Sehr geehrte Damen und Herren,

Folgender Sachverhalt:

2007 starb mein Vater und hinterließ uns (meiner Schwester und mir) neben einem Haus auch 60000 € Barvermögen.

3 Jahre nach seinem Tod hat unsere Großmutter, also die Mutter meines Vaters, uns mitgeteilt, dass 40000 € von den insgesamt 60000 € von ihr kamen und sie diese in Teilbeträgen meinem Vater in in den Jahren 2002, 2004 und 2007 übergeben hatte.

Unsere Großmutter hat in den letzten Jahren regelmäßig Schenkungen an ihre Kinder und auch an uns Enkelkinder getätigt. Sie hat für das Geld oft Sparbriefe (Festgeld auf 5 Jahre) auf unseren Namen erworben. Wir haben jährlich die Zinsen und bei Fälligkeit den gesamten angelegten Betrag erhalten. Ob auch in dem jetzt vorliegenden Fall Festgeld zur Auszahlung gekommen ist, ist noch unklar.

Es ist aber sehr wahrscheinlich, dass wohl ein nicht unerheblicher Teil des uns hinterlassenen bzw. die Erbmasse eingeflossenen Geldes ursprünglich von der Großmutter stammte.

Sie behauptet jetzt aber plötzlich, dass es sich bei den 40000 € in diesem Fall um keine Schenkung, sondern lediglich um ein zinsloses Darlehen gehandelt hat, das sie von uns zurückfordern könnte, wenn sie dazu Lust hätte.

Weder als der Erbfall eingetreten ist, noch zu sonst einem Zeitpunkt zuvor, hat sie derartige Äußerungen von sich gegeben. Es sind auch niemals Tilgungen geflossen. Ich habe sie in den letzten Jahren mehrfach auf die für mich relativ große Geldsumme angesprochen, aber sie hat niemals auch nur ansatzweise von einem Darlehen gesprochen.

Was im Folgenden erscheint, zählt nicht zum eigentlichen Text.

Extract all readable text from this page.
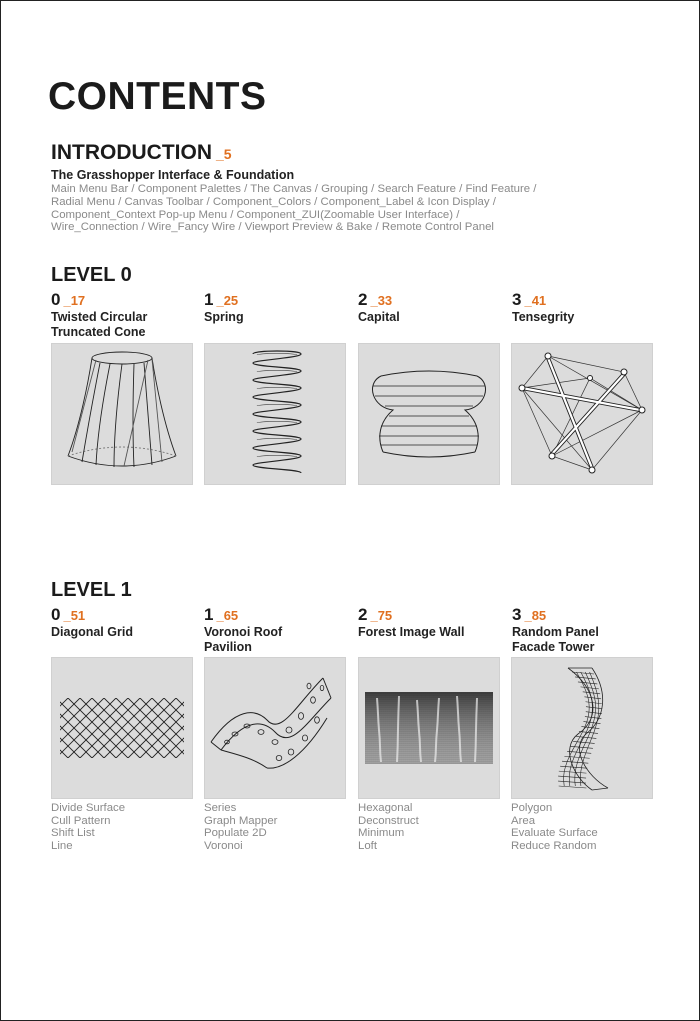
CONTENTS
INTRODUCTION _5
The Grasshopper Interface & Foundation
Main Menu Bar / Component Palettes / The Canvas / Grouping / Search Feature / Find Feature /
Radial Menu / Canvas Toolbar / Component_Colors / Component_Label & Icon Display /
Component_Context Pop-up Menu / Component_ZUI(Zoomable User Interface) /
Wire_Connection / Wire_Fancy Wire / Viewport Preview & Bake / Remote Control Panel
LEVEL 0
0 _17
Twisted Circular
Truncated Cone
1 _25
Spring
2 _33
Capital
3 _41
Tensegrity
LEVEL 1
0 _51
Diagonal Grid
1 _65
Voronoi Roof
Pavilion
2 _75
Forest Image Wall
3 _85
Random Panel
Facade Tower
Divide Surface
Cull Pattern
Shift List
Line
Series
Graph Mapper
Populate 2D
Voronoi
Hexagonal
Deconstruct
Minimum
Loft
Polygon
Area
Evaluate Surface
Reduce Random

Ich halte die Angelegenheit für eine Schenkung. Es existieren aber weder für die Schenkungs-Variante noch für die Darlehenvariante Belege, Verträge oder unabhängige Zeugen.

Lediglich einige Aussagen meines Vaters, die er ca. ½ - 1 Jahr vor seinem Tod mündlich getätigt hatte, lassen auf eine Schenkung schließen -er sprach immer davon, dass ihm das Geld quasi als vorweggenommenes Erbe überschrieben wurde -auch als Dank für Pflegeleistungen, die er für meine Großmutter erbracht hat (sie ist 2000 an Parkinson erkrankt). Aber wie bereits erwähnt, ist nichts von alledem beweißbar.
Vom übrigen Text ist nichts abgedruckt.